Eduquer le cœur, l’esprit et l’imagination afin de se former à mieux voir, à mieux entendre, à mieux sentir, à mieux goûter et enfin à mieux toucher, est une exigence de l’autonomie et de la liberté au cœur de la modernité, des technologies avancées et de la globalisation des moyens de communication. A l’ère de l’information tous azimuts, celui qui n’est pas formé à la critique de l’information devient un esprit vulnérable, fragile, objet de toutes les potentielles instrumentalisations.  Encore faut-il avoir le temps de prendre de la distance, d’analyser les situations, d’évaluer de façon critique ses perceptions. Rien n’est facile : il s’agit d’un exercice spirituel de première importance parce qu’il donne du sens aux actions les plus élémentaires de la vie : voir, entendre, toucher mais également penser, prier, créer. La spiritualité consiste en ce supplément de sens qui habite l’agir humain dans sa simplicité et cela peut être de la foi, de la pensée, de l’art ou de l’amour mais il s’agit toujours d’un choix, d’un acte de la volonté libre, par opposition à l’émotion qui est une réaction subie, imposée et parfois incontrôlée. Un océan de différence. L’émotion est à la spiritualité ce que l’attirance physique est à l’amour.
 
 
 
 

Extrait du dernier livre de Tariq Ramadan "L’autre en nous, pour une philosophie du pluralisme" publié aux éditions Presses du Châtelet

19 Commentaires

  1. Encore une fois cher frère, tous nos remerciements pour cet article intéressant et plein d’enseignements TARIQ. Que Le Très Rapproché te rétribue la meilleure des rétributions.
    Au fait moi je dis que « lorsque nous vivons, nous découvrons des jusque-là inconnus. Nourris des connaissances que nous en tirons, nous enrichissons le coeur de sentiments et l »esprtit d’idées nouvelles. C ‘est peut-être à cela avec « Esthétique du Sens » que tu nous parle davantage des profondeurs des secrets que la nature humaine peut avoir et réaliser à la fois dans la communion entre l’âme et l’esprit.
    C’est vrai tout est parti des spéculations philosophiques pour mieux saisir la quintessence de tes propos.
    Religion, philosophie et art sont les trois éléments clés que tout individu doit prendre en compte de son vivant pour se poser des questions ou s’interroger sur sa propre condition humaine.
    La Beauté est Vérité certe; la philosophique islamique l’a reconnu a plein dégards sur toute la ligne; l’essentiel dans un tel cas de figure, remercions le BON DIEU de nous avoir les bases pour le prouver.
    Les éléments de Sens que sont le toucher, le gouter représente les points cardinaux pour une meilleure lecture de nos perceptions. Rendons tout cela sur le plan de la métaphysique et abordons avec aisance le plan purement rationnel des choses.
    Ne soyons trop émotionnels; le but de toute chose c’est d’en tirer profit. Donc la réussite est un record bidecenal pour celui ou celle qui prend la peine de discerner le vrai du faux.
    Donc refléchissons davantage pour utiliser « notre bol d’or » (le cerveau)à mieux raisonner.
    Cordialement à mon penseur.
    Ton frère d’élection.

  2. Magnifique texte.
    Si le constat des problèmes de nos démocraties qui peuvent parfois être aliénées par des intérêts privés est parfaitement pertinent ; la solution par la réactivation de tout ce qui fait notre Humanité ( nos sens mais aussi l’intelligence du cortex passant par le filtre du temps et des coeurs) est tout aussi juste.

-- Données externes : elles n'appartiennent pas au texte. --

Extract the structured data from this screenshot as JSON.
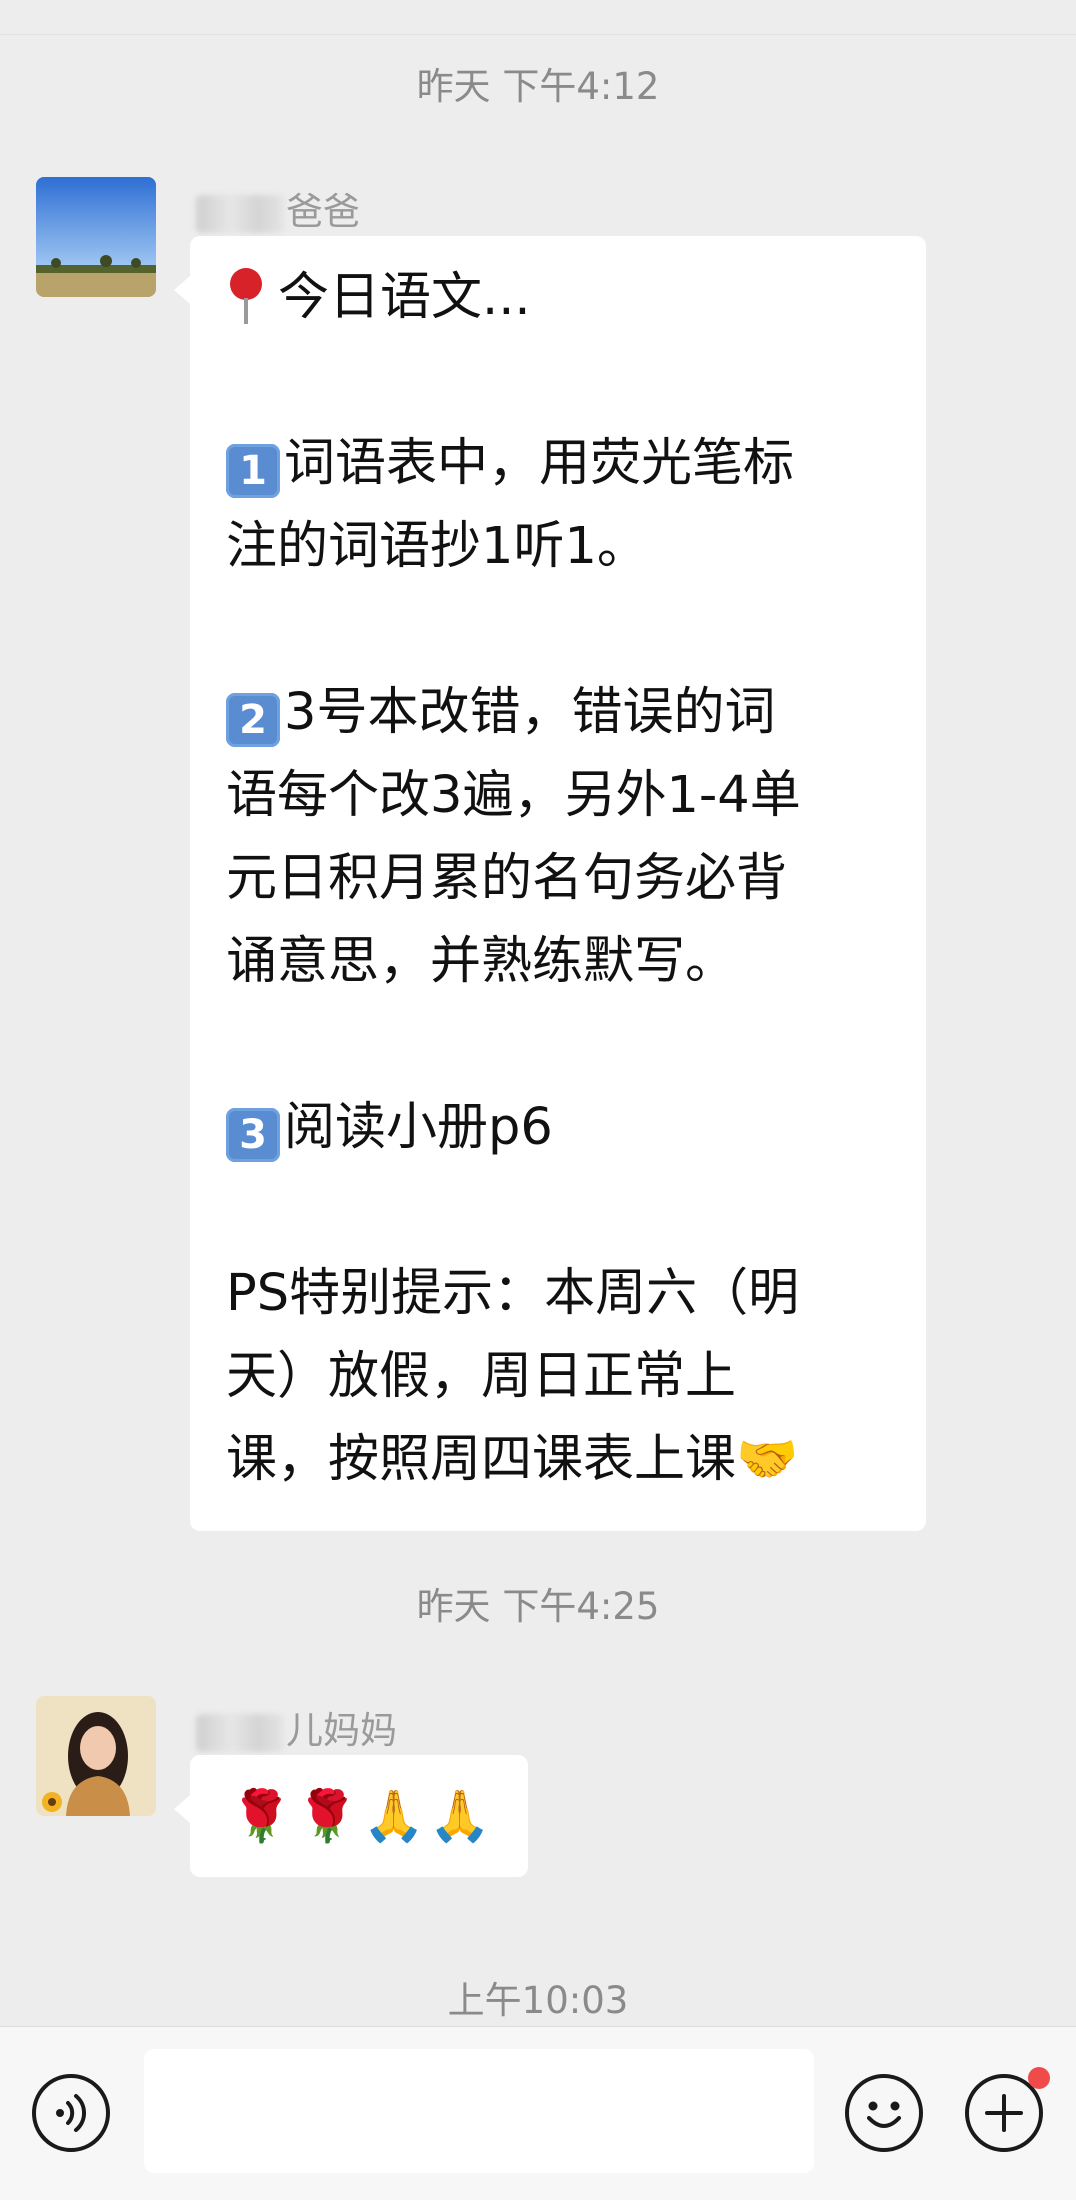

    Merci d’avoir rappelé ce que nous oublions parfois en FRANCE notamment quand je discute avec des amis français sur les religions; beaucoup ignorent l’histoire du christianisme, et des autres spiritualités : comme si l’ère « laïque » censée nous libérer a appauvri l’intellect des citoyens dans ce domaine, or il est juste d’: « Affirmer que l’on offre la liberté de choix à un individu alors qu’on l’a privé de connaissance est un mensonge : la liberté dans l’ignorance est une illusion. »

    Ces incitations à un esprit critique, autonome permettront un engagement citoyen pour le bien-être de tous dans le respect de soi et dans la confiance aux autres et me semblent salvateurs pour toutes les civilisations.

    A l’heure où les sociétés se rendent compte des dégâts de ce capitalisme prônant l’égoïsme, la vitesse, la précipitation dans l’accumulation des richesses faisant fi des besoins de la nature, des autres individus, du sens de la vie tout simplement, nous avons cruellement besoin d’esprits comme le votre Tariq qui prônent cette pondération, cette raison, cette connaissance et ce respect de l’autre par le rapprochement des cultures contre toutes les injustices.

    Merci tout simplement pour ce texte que j’ai trouvé très beau et très vrai…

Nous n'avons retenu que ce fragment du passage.